Each sample was amplified using a unique combination of barcode primers. The length of each amplified fragment, including the two 8-bp barcodes, should be 222 bp. At this stage, the individual PCR products were pooled together and run on a gel using electrophoresis. The DNA was isolated from the gel using the Nucleospin Gel and PCR Clean-up Kit from Macherey and Nagel, and samples were PE−150 deep sequenced by Novogene.
The analysis of deep sequencing PE150 data commenced with rigorous quality checks to ensure the reliability of the reads. Each pair of reads was examined for an overlapping region of 78 bp, encompassing the sgRNA. Reads with discrepancies in this region were discarded. Additionally, reads containing barcode sequences at the 5′ end of reads that did not match our predefined list were removed from the dataset. Non-variable regions in the sequencing were scrutinized, and reads with mismatches, insertions, or deletions were removed as well. Once high-quality reads were obtained, we proceeded to assign pairs of reads to their respective plant numbers using the unique barcode combinations listed in Supplementary Table 2. Once the plant of origin was identified, the corresponding sgRNA sequence was assigned to that plant.
Despite the initial filtering, the data contained some “noise,” necessitating further evaluation to extract meaningful information. We categorized reads per plant based on their abundances and conducted a careful examination for adequate representation. Plants with the most abundant reads accounting for less than 20% of all reads for that plant, or with limited occurrences (<750 reads), were classified as having insufficient sequencing results. Plants for which the most abundant read was at least three times more frequent than the next most abundant read were identified as containing a single sgRNA. For the remaining plants, we analyzed the reads in order of abundance. When we encountered a read that was more than double the abundance of the following read, we determined the number of sgRNAs present in the plant, resulting in 2, 3, or in rare cases 4 sgRNAs.
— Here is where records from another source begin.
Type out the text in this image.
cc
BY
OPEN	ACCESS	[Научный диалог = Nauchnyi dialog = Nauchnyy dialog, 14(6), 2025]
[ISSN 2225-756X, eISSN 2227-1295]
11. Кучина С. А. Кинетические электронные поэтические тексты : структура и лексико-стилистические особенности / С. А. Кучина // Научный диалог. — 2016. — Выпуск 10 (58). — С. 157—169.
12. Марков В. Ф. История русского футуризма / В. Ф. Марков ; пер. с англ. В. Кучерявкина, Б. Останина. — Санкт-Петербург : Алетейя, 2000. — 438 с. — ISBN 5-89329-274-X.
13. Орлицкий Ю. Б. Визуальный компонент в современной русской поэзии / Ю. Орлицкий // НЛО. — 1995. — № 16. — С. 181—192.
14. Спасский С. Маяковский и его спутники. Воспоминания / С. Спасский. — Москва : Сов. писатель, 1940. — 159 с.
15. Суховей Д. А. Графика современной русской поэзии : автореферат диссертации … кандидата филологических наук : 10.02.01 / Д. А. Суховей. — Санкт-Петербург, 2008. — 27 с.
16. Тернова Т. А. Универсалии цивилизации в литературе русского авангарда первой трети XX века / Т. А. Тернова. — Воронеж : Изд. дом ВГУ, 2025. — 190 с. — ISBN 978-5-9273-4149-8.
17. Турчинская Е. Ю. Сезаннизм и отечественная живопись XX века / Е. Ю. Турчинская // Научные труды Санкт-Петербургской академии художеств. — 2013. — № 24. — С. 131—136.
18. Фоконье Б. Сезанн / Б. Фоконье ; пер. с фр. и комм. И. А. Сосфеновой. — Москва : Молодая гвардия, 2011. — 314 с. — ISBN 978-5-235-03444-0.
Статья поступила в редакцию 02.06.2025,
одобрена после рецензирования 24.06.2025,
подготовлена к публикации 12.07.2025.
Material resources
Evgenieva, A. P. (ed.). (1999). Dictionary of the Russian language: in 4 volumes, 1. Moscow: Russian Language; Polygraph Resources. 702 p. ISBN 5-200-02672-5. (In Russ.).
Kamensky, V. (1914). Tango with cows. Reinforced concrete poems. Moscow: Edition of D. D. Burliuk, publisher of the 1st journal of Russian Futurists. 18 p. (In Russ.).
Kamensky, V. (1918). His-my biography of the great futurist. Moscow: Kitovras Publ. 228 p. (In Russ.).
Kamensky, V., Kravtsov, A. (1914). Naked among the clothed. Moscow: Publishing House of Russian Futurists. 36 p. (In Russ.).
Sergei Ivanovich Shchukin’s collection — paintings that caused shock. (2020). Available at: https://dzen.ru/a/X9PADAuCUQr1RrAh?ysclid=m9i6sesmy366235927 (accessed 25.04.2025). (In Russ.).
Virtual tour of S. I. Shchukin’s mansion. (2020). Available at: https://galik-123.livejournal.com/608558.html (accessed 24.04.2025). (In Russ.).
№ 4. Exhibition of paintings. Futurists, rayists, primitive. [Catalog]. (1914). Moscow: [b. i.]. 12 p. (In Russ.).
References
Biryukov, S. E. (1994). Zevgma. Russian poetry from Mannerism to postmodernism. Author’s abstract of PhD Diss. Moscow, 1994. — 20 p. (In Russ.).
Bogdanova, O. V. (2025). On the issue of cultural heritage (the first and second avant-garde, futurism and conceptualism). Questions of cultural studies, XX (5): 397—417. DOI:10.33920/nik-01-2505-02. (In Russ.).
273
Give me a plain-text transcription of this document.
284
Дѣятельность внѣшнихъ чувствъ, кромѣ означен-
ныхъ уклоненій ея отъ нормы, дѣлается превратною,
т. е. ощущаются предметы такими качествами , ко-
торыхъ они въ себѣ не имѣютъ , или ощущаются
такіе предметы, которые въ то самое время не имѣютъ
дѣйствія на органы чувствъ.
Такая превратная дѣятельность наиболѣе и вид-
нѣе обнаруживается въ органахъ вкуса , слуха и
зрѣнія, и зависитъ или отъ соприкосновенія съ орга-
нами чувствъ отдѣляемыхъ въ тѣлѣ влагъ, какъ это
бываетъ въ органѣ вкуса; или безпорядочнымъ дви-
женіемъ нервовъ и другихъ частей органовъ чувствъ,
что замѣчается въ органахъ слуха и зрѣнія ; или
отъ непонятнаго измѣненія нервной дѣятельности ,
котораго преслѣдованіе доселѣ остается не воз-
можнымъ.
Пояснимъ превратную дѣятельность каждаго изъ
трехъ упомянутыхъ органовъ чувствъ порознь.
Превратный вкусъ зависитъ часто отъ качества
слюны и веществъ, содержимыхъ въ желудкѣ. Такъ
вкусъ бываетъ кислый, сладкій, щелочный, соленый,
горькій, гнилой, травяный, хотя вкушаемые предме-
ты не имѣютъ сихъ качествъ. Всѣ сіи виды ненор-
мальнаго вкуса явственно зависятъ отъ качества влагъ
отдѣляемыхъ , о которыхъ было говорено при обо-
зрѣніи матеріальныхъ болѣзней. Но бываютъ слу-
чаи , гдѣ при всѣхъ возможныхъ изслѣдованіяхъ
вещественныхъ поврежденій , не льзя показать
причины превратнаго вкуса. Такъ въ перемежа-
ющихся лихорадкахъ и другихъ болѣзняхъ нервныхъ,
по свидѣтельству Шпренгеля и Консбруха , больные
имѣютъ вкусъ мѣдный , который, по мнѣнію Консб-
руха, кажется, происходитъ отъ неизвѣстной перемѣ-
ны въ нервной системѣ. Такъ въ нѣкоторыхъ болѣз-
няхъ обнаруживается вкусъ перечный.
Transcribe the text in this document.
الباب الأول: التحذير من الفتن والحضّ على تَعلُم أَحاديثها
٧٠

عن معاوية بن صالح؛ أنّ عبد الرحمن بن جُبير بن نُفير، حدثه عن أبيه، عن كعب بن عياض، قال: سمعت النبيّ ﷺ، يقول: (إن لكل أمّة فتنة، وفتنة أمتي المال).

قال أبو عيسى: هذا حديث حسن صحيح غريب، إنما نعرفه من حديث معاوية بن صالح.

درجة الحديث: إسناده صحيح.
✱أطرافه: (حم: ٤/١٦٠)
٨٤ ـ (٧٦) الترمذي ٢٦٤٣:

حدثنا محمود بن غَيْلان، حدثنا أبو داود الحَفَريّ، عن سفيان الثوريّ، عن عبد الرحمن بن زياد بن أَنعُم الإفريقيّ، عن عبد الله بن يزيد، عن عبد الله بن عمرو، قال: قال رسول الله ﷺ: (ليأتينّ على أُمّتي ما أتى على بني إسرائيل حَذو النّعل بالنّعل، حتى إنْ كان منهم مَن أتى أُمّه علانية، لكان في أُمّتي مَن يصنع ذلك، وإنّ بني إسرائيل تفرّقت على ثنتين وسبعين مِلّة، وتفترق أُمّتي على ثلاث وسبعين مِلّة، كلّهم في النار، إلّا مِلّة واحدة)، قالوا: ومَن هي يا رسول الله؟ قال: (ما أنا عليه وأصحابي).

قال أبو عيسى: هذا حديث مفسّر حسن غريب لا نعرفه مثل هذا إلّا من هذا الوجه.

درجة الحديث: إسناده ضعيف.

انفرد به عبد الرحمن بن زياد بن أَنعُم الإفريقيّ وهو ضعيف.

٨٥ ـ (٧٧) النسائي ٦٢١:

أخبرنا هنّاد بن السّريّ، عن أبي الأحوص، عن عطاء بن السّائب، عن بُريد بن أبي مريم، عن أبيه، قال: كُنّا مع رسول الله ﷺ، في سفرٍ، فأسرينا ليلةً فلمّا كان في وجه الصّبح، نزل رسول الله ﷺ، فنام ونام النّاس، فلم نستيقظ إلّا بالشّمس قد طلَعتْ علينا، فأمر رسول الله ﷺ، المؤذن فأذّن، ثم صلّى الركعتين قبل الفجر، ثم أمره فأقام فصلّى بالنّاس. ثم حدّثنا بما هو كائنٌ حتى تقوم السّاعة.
Gene family classification and multi-target sgRNA design
The set of protein-coding genes of S. lycopersicum was obtained from the PLAZA 4.5 Plant Comparative Genomics Database64. To efficiently design sgRNAs for each gene family, we utilized the CRISPys algorithm, while considering homologous relationships within each family38. For a given gene family, its alignment was computed using MAFFT version 765, and phylogeny was reconstructed using a hierarchical clustering algorithm66. Large gene families were partitioned to subfamilies of at most eight genes.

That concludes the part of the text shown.